Şu an çalıştığım fabrikada 6 yıldır çalışıyorum. İlk işe girdiğimde fabrikada 75 kişi çalışıyordu ve fabrikada iki bölüm (enjeksiyon ve kesimhane) vardı. Patron işyerinde 50 kişi ve üstü olduğunda sağlık ve diğer hakları vermemek için Tekirdağ Çerkezköy’de boş bir arsa alıp üstüne göstermelik gece kondu misali bir fabrika kurdu. 49 kişiyi İstanbul’daki merkezde göstererek geri kalan kişileri de Çerkezköy’deki şubede göstererek bizim hakkımız olan sağlık hakkımızı gasp ediyordu. Biz yine bunun karşısında kendi haklarımızı savunmayıp patrona kazandırmaya devam ediyorduk. Tabii ki biz çalışıp patronun parasına para katarken bizim haklarımız daha da gasp edilmeye devam ediliyordu. Biz çakışanların yol parası kaldırıldı. Yakacak parası kaldırıldı. Biz yine hakkımızı aramayıp çalışmaya devam etik. Patron da, Çerkezköy’deki fabrikaya enjeksiyon bölümünü taşıdı. Böylelikle enjeksiyon bölümünü kesimden ayırarak her iki taraftan daha büyük kârlar elde etmek için daha geniş bir alana sahip oldu. Patronun bir fabrikası varken iki fabrikası oldu. Böylece iki taraftan kâr etmeye başladı. Biz çalışanların servisi kaldırıldı ve daha zor şartlarda çalışma koşuları bize dayatıldı.

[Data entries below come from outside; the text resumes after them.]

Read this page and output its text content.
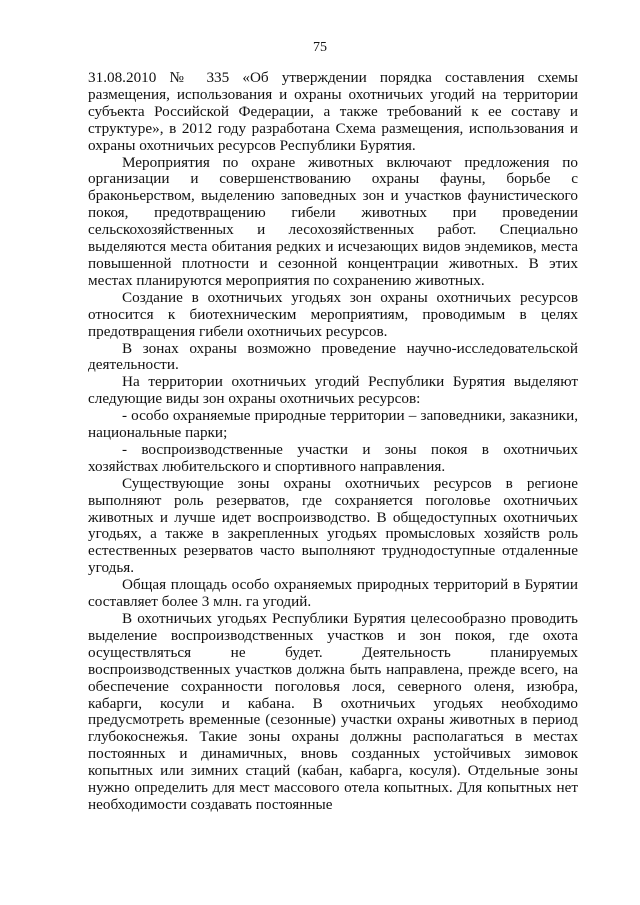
75

31.08.2010 № 335 «Об утверждении порядка составления схемы размещения, использования и охраны охотничьих угодий на территории субъекта Российской Федерации, а также требований к ее составу и структуре», в 2012 году разработана Схема размещения, использования и охраны охотничьих ресурсов Республики Бурятия.

Мероприятия по охране животных включают предложения по организации и совершенствованию охраны фауны, борьбе с браконьерством, выделению заповедных зон и участков фаунистического покоя, предотвращению гибели животных при проведении сельскохозяйственных и лесохозяйственных работ. Специально выделяются места обитания редких и исчезающих видов эндемиков, места повышенной плотности и сезонной концентрации животных. В этих местах планируются мероприятия по сохранению животных.

Создание в охотничьих угодьях зон охраны охотничьих ресурсов относится к биотехническим мероприятиям, проводимым в целях предотвращения гибели охотничьих ресурсов.

В зонах охраны возможно проведение научно-исследовательской деятельности.

На территории охотничьих угодий Республики Бурятия выделяют следующие виды зон охраны охотничьих ресурсов:

- особо охраняемые природные территории – заповедники, заказники, национальные парки;

- воспроизводственные участки и зоны покоя в охотничьих хозяйствах любительского и спортивного направления.

Существующие зоны охраны охотничьих ресурсов в регионе выполняют роль резерватов, где сохраняется поголовье охотничьих животных и лучше идет воспроизводство. В общедоступных охотничьих угодьях, а также в закрепленных угодьях промысловых хозяйств роль естественных резерватов часто выполняют труднодоступные отдаленные угодья.

Общая площадь особо охраняемых природных территорий в Бурятии составляет более 3 млн. га угодий.

В охотничьих угодьях Республики Бурятия целесообразно проводить выделение воспроизводственных участков и зон покоя, где охота осуществляться не будет. Деятельность планируемых воспроизводственных участков должна быть направлена, прежде всего, на обеспечение сохранности поголовья лося, северного оленя, изюбра, кабарги, косули и кабана. В охотничьих угодьях необходимо предусмотреть временные (сезонные) участки охраны животных в период глубокоснежья. Такие зоны охраны должны располагаться в местах постоянных и динамичных, вновь созданных устойчивых зимовок копытных или зимних стаций (кабан, кабарга, косуля). Отдельные зоны нужно определить для мест массового отела копытных. Для копытных нет необходимости создавать постоянные
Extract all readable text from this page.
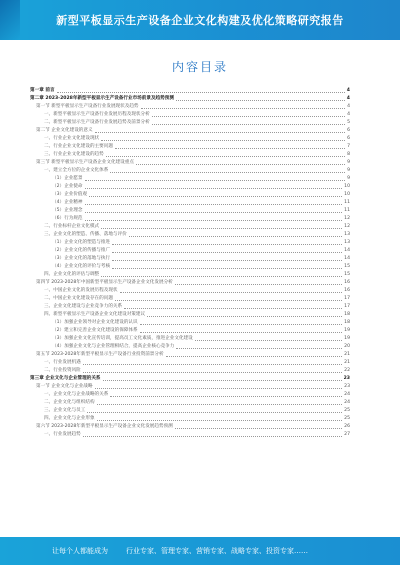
新型平板显示生产设备企业文化构建及优化策略研究报告
内容目录
第一章 前言	4
第二章 2023-2028年新型平板显示生产设备行业市场前景及趋势预测	4
第一节 新型平板显示生产设备行业发展现状及趋势	4
一、新型平板显示生产设备行业发展历程及现状分析	4
二、新型平板显示生产设备行业发展趋势及前景分析	5
第二节 企业文化建设的意义	6
一、行业企业文化建设现状	6
二、行业企业文化建设的主要问题	7
三、行业企业文化建设的趋势	8
第三节 新型平板显示生产设备企业文化建设重点	9
一、建立全方位的企业文化体系	9
（1）企业愿景	9
（2）企业使命	10
（3）企业价值观	10
（4）企业精神	11
（5）企业理念	11
（6）行为规范	12
二、行业标杆企业文化模式	12
三、企业文化的塑造、传播、落地与评价	13
（1）企业文化的塑造与推进	13
（2）企业文化的传播与推广	14
（3）企业文化的落地与执行	14
（4）企业文化的评价与考核	15
四、企业文化的评估与调整	15
第四节 2023-2028年中国新型平板显示生产设备企业文化发展分析	16
一、中国企业文化的发展历程及现状	16
二、中国企业文化建设存在的问题	17
三、企业文化建设与企业竞争力的关系	17
四、新型平板显示生产设备企业文化建设对策建议	18
（1）加强企业领导对企业文化建设的认识	18
（2）建立和完善企业文化建设的保障体系	19
（3）加强企业文化宣传培训，提高员工文化素质，推进企业文化建设	19
（4）加强企业文化与企业管理相结合，提高企业核心竞争力	20
第五节 2023-2028年新型平板显示生产设备行业投资前景分析	21
一、行业发展机遇	21
二、行业投资风险	22
第三章 企业文化与企业管理的关系	23
第一节 企业文化与企业战略	23
一、企业文化与企业战略的关系	24
二、企业文化与组织结构	24
三、企业文化与员工	25
四、企业文化与企业形象	25
第六节 2023-2028年新型平板显示生产设备企业文化发展趋势预测	26
一、行业发展趋势	27
让每个人都能成为	行业专家、管理专家、营销专家、战略专家、投资专家……
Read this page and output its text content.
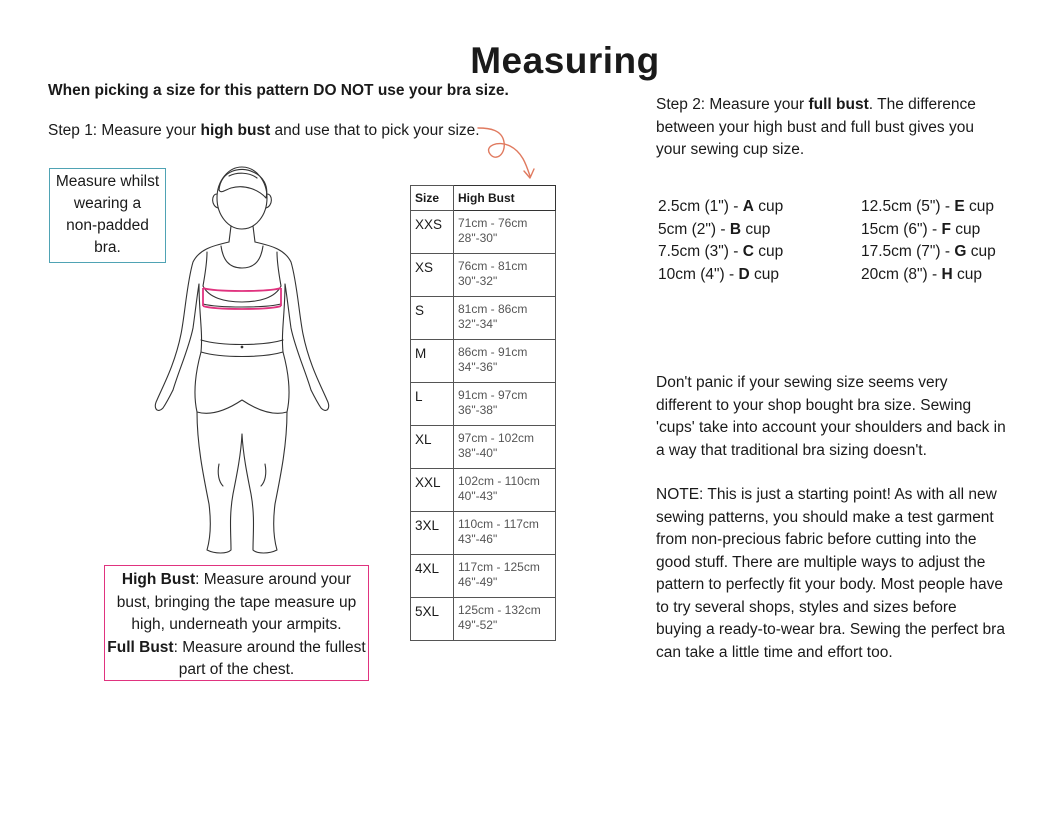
Measuring
When picking a size for this pattern DO NOT use your bra size.
Step 1: Measure your high bust and use that to pick your size.
Measure whilst
wearing a
non-padded
bra.
Size	High Bust
XXS	71cm - 76cm
28"-30"

XS	76cm - 81cm
30"-32"

S	81cm - 86cm
32"-34"

M	86cm - 91cm
34"-36"

L	91cm - 97cm
36"-38"

XL	97cm - 102cm
38"-40"

XXL	102cm - 110cm
40"-43"

3XL	110cm - 117cm
43"-46"

4XL	117cm - 125cm
46"-49"

5XL	125cm - 132cm
49"-52"
High Bust: Measure around your bust, bringing the tape measure up high, underneath your armpits.
Full Bust: Measure around the fullest part of the chest.
Step 2: Measure your full bust. The difference between your high bust and full bust gives you your sewing cup size.
2.5cm (1") - A cup
5cm (2") - B cup
7.5cm (3") - C cup
10cm (4") - D cup
12.5cm (5") - E cup
15cm (6") - F cup
17.5cm (7") - G cup
20cm (8") - H cup
Don't panic if your sewing size seems very different to your shop bought bra size. Sewing 'cups' take into account your shoulders and back in a way that traditional bra sizing doesn't.
NOTE: This is just a starting point! As with all new sewing patterns, you should make a test garment from non-precious fabric before cutting into the good stuff. There are multiple ways to adjust the pattern to perfectly fit your body. Most people have to try several shops, styles and sizes before buying a ready-to-wear bra. Sewing the perfect bra can take a little time and effort too.
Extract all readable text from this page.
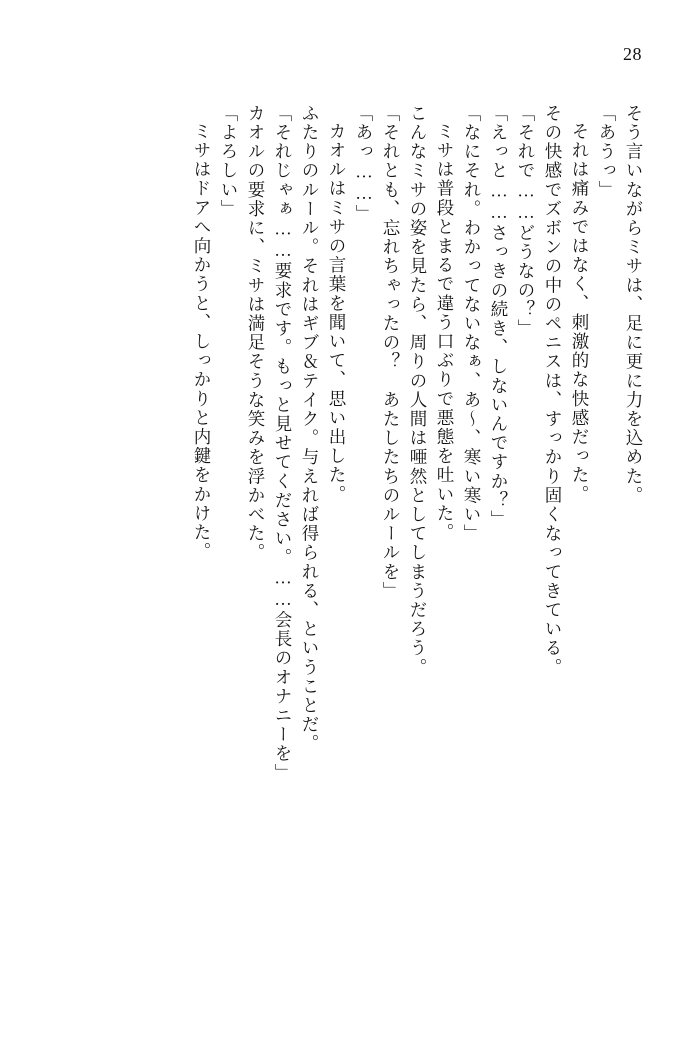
28
そう言いながらミサは、足に更に力を込めた。
「あうっ」
それは痛みではなく、刺激的な快感だった。
その快感でズボンの中のペニスは、すっかり固くなってきている。
「それで……どうなの？」
「えっと……さっきの続き、しないんですか？」
「なにそれ。わかってないなぁ、あ～、寒い寒い」
ミサは普段とまるで違う口ぶりで悪態を吐いた。
こんなミサの姿を見たら、周りの人間は唖然としてしまうだろう。
「それとも、忘れちゃったの？　あたしたちのルールを」
「あっ……」
カオルはミサの言葉を聞いて、思い出した。
ふたりのルール。それはギブ＆テイク。与えれば得られる、ということだ。
「それじゃぁ……要求です。もっと見せてください。……会長のオナニーを」
カオルの要求に、ミサは満足そうな笑みを浮かべた。
「よろしい」
ミサはドアへ向かうと、しっかりと内鍵をかけた。
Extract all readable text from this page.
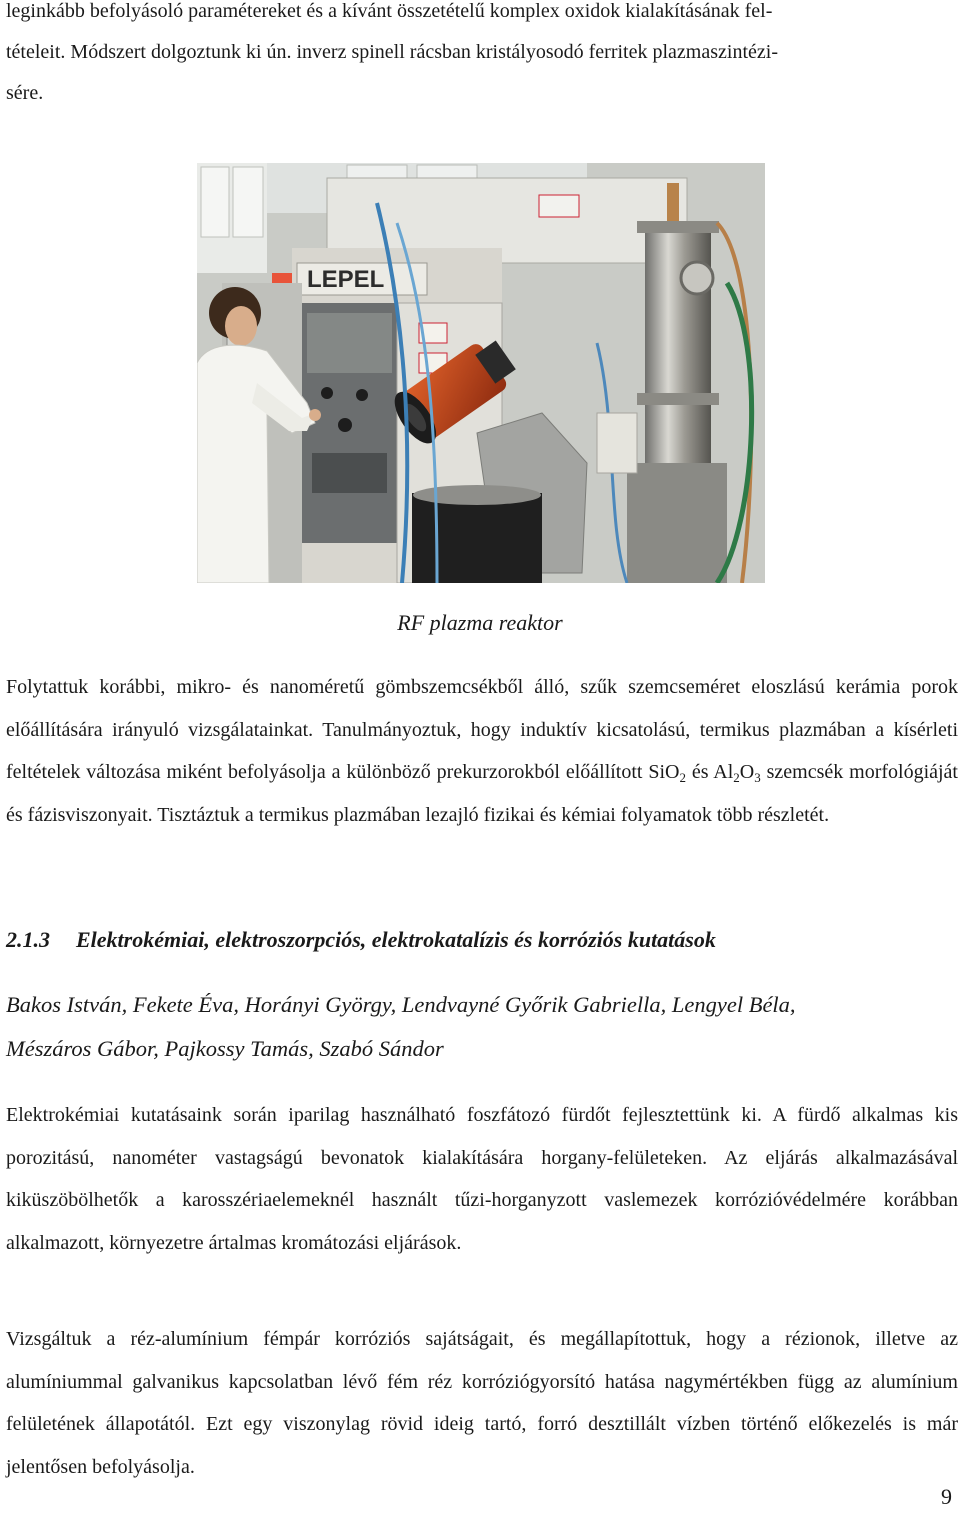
leginkább befolyásoló paramétereket és a kívánt összetételű komplex oxidok kialakításának fel-
tételeit. Módszert dolgoztunk ki ún. inverz spinell rácsban kristályosodó ferritek plazmaszintézi-
sére.

LEPEL
RF plazma reaktor

Folytattuk korábbi, mikro- és nanoméretű gömbszemcsékből álló, szűk szemcseméret eloszlású kerámia porok előállítására irányuló vizsgálatainkat. Tanulmányoztuk, hogy induktív kicsatolású, termikus plazmában a kísérleti feltételek változása miként befolyásolja a különböző prekurzorokból előállított SiO$_2$ és $Al_2O_3$ szemcsék morfológiáját és fázisviszonyait. Tisztáztuk a termikus plazmában lezajló fizikai és kémiai folyamatok több részletét.

2.1.3 Elektrokémiai, elektroszorpciós, elektrokatalízis és korróziós kutatások

Bakos István, Fekete Éva, Horányi György, Lendvayné Győrik Gabriella, Lengyel Béla,
Mészáros Gábor, Pajkossy Tamás, Szabó Sándor

Elektrokémiai kutatásaink során iparilag használható foszfátozó fürdőt fejlesztettünk ki. A fürdő alkalmas kis porozitású, nanométer vastagságú bevonatok kialakítására horgany-felületeken. Az eljárás alkalmazásával kiküszöbölhetők a karosszériaelemeknél használt tűzi-horganyzott vaslemezek korrózióvédelmére korábban alkalmazott, környezetre ártalmas kromátozási eljárások.

Vizsgáltuk a réz-alumínium fémpár korróziós sajátságait, és megállapítottuk, hogy a rézionok, illetve az alumíniummal galvanikus kapcsolatban lévő fém réz korróziógyorsító hatása nagymértékben függ az alumínium felületének állapotától. Ezt egy viszonylag rövid ideig tartó, forró desztillált vízben történő előkezelés is már jelentősen befolyásolja.

9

İlk işe girdiğimde fabrikada ayda ortalama 100 ton hammadde üretiliyordu. Bugün patronun iki fabrikası var. Kesimde ayda 90 ile 120 ton, Çerkezköy’deki enjeksiyonda 80 ile 90 ton arası hammadde üretiliyor. Yani patron eskiden, 100 ton üretirken bugün ortalama 200 tona yaklaşıyor, bire iki katıyor. Buna karşın, patron bize esnek çalışmayı dayattı. Eski işçileri çıkartıp yeni işçiler alarak ikramiyelerden kurtulmak için belirli süreli sözleşmeli işçiler almaya başladı. Ramazanda oruç tutan arkadaşların yemek paralarını kaldırarak yine haklarımızı gasp etti. 100 ton üretirken 75 işçi çalışıyordu, bugün 200 ton üretiyor. İşçi sayısı her iki fabrikada toplam 55 kişi. Biz patrona kazandırdıkça patron bizim sayımızı düşürerek daha az işçiyle daha çok kazanç elde ediyordu. O yüzde 100 kazanırken bize verdiği zam yüzde 5 ile 7 arası değişiyor. Kazanırken bizi sırtlamayan patronları bugün kazanamıyorlar diye niye ben sırtlayayım ki? Biz işçiler bunlara rağmen patronları sırtlayalım mı?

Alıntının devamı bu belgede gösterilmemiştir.